Keene afirma que recebem inúmeros convites para palestras públicas, que são tão populares que é preciso realizar sorteios para saber quem poderá assistir a elas.

— Desde então, não encontrei nenhum japonês que não tenha me agradecido. A não ser o Ministro da Justiça — acrescentou com seu humor tipicamente discreto, referindo-se à autoridade responsável por questões de imigração.

Com os ares pacientes de alguém que já havia lidado com a burocracia japonesa no passado, Keene fez uma lista dos requisitos absurdos necessários para receber a cidadania japonesa, incluindo a documentação que comprovasse que havia concluído o ensino fundamental em Nova York. Ainda assim, em um país que recebe poucos imigrantes, o pedido de Keene foi aceito rapidamente. Para se tornar japonês, Keene, que é solteiro, teve de abrir mão da cidadania americana.

O amor pelo Japão começou em 1940 com um encontro casual em uma livraria próxima à Times Square, onde Keene, que era um estudante de 18 anos da Universidade de Columbia, encontrou uma tradução do "Conto de Genji", uma milenar narrativa japonesa. Nos contos a respeito dos romances e intrigas da corte japonesa, o jovem Keene encontrou um refúgio aos horrores da guerra mundial que já causava estragos na Europa e na Ásia.

Mais tarde, Keene descreveu o primeiro encontro com o delicado senso de beleza do Japão e a aceitação de que a vida é fugaz e triste – um sentimento que iria cativá-lo pelo resto de sua vida.

Quando os Estados Unidos entraram na guerra, o estudioso se alistou na marinha, onde recebeu treinamento em língua japonesa, tornando-se intérprete e oficial de inteligência.
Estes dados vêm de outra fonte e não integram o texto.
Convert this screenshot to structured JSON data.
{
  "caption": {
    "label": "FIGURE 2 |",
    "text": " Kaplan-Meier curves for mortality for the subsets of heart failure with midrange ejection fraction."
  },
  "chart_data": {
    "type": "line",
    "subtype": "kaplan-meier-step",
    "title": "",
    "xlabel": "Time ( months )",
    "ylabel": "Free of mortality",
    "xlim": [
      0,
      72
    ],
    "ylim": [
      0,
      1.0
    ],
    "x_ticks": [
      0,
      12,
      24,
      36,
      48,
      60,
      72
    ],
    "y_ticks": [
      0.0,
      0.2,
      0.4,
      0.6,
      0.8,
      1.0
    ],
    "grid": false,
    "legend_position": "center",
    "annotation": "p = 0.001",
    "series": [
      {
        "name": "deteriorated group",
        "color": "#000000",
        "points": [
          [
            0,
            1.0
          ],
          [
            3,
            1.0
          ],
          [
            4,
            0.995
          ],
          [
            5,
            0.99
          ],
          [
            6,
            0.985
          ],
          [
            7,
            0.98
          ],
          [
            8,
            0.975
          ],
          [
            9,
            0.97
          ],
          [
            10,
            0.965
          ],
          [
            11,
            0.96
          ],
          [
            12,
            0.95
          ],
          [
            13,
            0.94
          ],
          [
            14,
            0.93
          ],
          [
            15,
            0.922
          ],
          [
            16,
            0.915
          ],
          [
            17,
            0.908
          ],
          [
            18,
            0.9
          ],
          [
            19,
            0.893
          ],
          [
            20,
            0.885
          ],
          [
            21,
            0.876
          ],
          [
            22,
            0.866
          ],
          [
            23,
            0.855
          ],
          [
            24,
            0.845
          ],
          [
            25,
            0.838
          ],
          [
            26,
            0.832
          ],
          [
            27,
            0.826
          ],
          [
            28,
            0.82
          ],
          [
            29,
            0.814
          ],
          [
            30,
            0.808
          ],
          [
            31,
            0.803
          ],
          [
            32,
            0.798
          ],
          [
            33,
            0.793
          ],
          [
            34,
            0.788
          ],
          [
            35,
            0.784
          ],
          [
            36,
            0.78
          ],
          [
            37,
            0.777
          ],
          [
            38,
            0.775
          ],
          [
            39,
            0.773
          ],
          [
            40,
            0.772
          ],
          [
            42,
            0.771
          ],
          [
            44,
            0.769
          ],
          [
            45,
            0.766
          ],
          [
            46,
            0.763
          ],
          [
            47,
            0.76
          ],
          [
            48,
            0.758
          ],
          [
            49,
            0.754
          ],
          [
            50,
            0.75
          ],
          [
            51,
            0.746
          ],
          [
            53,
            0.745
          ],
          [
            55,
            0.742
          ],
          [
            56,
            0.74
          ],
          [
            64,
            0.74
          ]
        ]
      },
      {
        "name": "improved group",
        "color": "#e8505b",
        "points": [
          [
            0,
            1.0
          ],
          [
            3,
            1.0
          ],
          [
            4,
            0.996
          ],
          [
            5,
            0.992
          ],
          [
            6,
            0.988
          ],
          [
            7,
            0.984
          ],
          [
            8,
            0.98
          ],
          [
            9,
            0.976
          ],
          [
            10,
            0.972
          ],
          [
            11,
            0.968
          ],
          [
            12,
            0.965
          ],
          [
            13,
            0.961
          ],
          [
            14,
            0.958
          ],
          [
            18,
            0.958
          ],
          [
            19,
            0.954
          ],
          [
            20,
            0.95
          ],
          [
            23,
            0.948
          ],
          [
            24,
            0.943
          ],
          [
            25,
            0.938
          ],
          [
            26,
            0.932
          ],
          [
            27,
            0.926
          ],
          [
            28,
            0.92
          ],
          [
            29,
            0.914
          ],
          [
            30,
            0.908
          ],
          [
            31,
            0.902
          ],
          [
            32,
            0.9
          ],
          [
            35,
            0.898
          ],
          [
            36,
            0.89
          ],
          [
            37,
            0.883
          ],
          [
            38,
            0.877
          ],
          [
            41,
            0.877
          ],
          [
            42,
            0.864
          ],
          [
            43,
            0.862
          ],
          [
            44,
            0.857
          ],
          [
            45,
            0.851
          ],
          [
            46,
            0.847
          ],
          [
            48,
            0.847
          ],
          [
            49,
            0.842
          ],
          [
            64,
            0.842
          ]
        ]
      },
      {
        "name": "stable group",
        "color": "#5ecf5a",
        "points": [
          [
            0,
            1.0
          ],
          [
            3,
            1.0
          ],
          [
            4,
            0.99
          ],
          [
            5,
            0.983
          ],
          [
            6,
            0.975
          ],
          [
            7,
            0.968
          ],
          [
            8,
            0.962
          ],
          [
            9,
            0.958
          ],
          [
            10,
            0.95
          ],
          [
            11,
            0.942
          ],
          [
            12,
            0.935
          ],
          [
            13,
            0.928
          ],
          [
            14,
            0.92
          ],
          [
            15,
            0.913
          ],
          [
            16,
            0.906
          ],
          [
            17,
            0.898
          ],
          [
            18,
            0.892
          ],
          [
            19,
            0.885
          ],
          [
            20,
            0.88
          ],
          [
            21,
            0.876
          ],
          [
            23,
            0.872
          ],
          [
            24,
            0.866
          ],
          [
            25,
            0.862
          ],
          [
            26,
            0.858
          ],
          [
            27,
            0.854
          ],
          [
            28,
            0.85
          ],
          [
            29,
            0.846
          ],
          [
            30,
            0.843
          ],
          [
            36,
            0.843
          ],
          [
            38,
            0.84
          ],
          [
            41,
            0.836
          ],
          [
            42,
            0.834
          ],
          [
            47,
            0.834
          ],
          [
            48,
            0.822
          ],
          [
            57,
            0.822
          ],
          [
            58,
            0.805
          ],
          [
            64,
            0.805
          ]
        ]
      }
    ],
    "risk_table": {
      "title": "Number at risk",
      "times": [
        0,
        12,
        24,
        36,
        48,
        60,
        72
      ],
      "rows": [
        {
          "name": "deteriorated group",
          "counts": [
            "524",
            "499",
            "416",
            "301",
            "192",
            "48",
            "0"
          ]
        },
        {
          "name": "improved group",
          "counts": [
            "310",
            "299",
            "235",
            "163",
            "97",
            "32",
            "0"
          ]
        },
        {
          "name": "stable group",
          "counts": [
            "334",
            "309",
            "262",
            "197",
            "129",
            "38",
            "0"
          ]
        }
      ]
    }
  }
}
O estudioso afirmou ter sido capaz de construir relacionamentos com os japoneses que interrogava, incluindo um que enviou uma carta anos mais tarde, referindo-se a si mesmo como o "primeiro prisioneiro de guerra de Keene".
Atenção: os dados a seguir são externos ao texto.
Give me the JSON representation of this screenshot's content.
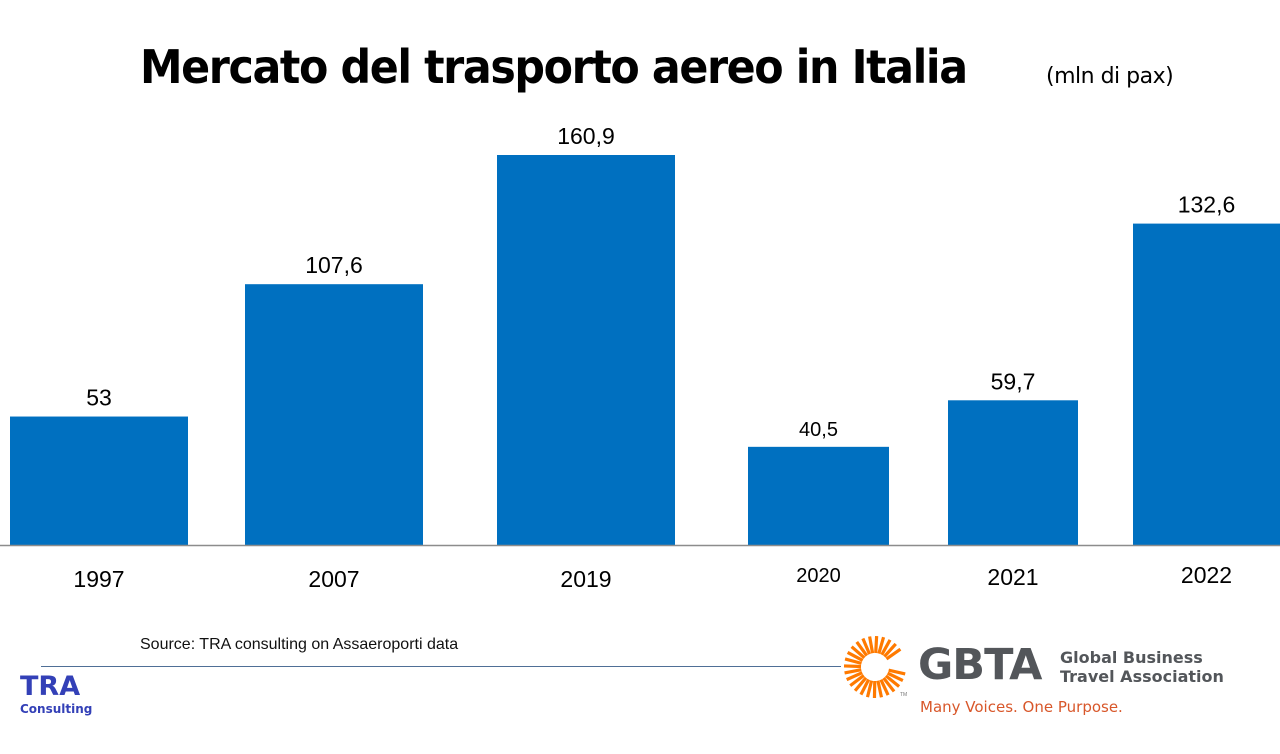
{
  "header": {
    "title": "Mercato del trasporto aereo in Italia",
    "unit": "(mln di pax)"
  },
  "chart_data": {
    "type": "bar",
    "title": "Mercato del trasporto aereo in Italia",
    "subtitle": "(mln di pax)",
    "xlabel": "",
    "ylabel": "mln di pax",
    "categories": [
      "1997",
      "2007",
      "2019",
      "2020",
      "2021",
      "2022"
    ],
    "values": [
      53,
      107.6,
      160.9,
      40.5,
      59.7,
      132.6
    ],
    "value_labels": [
      "53",
      "107,6",
      "160,9",
      "40,5",
      "59,7",
      "132,6"
    ],
    "ylim": [
      0,
      160.9
    ],
    "grid": false,
    "legend": "none",
    "bar_color": "#0070c0"
  },
  "footer": {
    "source": "Source: TRA consulting on Assaeroporti data",
    "tra_logo": {
      "line1": "TRA",
      "line2": "Consulting"
    },
    "gbta_logo": {
      "wordmark": "GBTA",
      "name_line1": "Global Business",
      "name_line2": "Travel Association",
      "tagline": "Many Voices. One Purpose.",
      "tm": "TM",
      "icon": "sunburst-icon",
      "mark_color": "#ff7a00",
      "text_color": "#53565a",
      "tagline_color": "#d8572a"
    }
  }
}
Assim como muito de seus colegas de classe, Keene usou as habilidades linguísticas após a guerra para tornar-se um pioneiro nos estudos acadêmicos sobre o Japão nos Estados Unidos. Entre os americanos, ele é provavelmente mais conhecido pela tradução e compilação de uma antologia em dois volumes lançada no início dos anos 1950 e utilizada para introduzir gerações de estudantes universitários à literatura japonesa. Quando começou sua carreira, a literatura japonesa era praticamente desconhecida para os americanos.

— Acho que trouxe a literatura japonesa ao ocidente de uma forma especial, fazendo com que integrasse o cânone universitário — afirmou Keene, que escreveu cerca de 25 livros sobre a literatura e a história japonesa.

No Japão, afirmou que sua carreira foi privilegiada pelo momento histórico, à medida que o Japão entrava em um grande momento de criatividade literária durante o pós-guerra. Tornou-se amigo de alguns dos mais famosos escritores da moderna ficção japonesa, incluindo Yukio Mishima e Kenzaburo Oe. Até mesmo Junichiro Tanizaki, um velho romancista famoso por não gostar de visitantes, gostava muito de Keene e o convidava para ir a sua casa. Keene afirma que isso acontecia porque levava a cultura japonesa muito a sério.

— Eu era um cara estranho, que falava japonês e conversava sobre literatura — brincou.

Escritores japoneses afirmam que Keene era muito mais do que isso. Dizem que apareceu em um momento no qual o Japão estava começando a redescobrir o valor de suas tradições após uma derrota devastadora. Keene ensinou que a literatura japonesa também era universal, afirmam.

Tsujii afirmou que Keene era aceito pelos estudiosos japoneses porque tinha o que Tsujii descreveu como um estilo de pensar caloroso e intuitivo, diferente da abordagem fria e analítica de muitos acadêmicos ocidentais. Para ele, Keene parecia ainda mais japonês que alguns dos novelistas que estudava, como o ultranacionalista Mishima, que era influenciado pelas novidades intelectuais europeias.

— Keene-san é japonês no coração — afirmou Tsujii.

No final de sua carreira, ao tornar-se japonês, Keene está novamente ajudando os japoneses a ganharem confiança. O estudioso aposentou-se apenas no ano passado da Universidade de Columbia e planeja passar seus últimos anos no Japão, como um gesto de gratidão frente a uma nação que finalmente o adotou.

— É impossível deixar de ser americano depois de 89 anos — afirmou Keene, referindo-se à idade que tinha quando recebeu a cidadania japonesa. — Entretanto, tornei-me japonês sob muitos aspectos. Sem pretensões, mas naturalmente.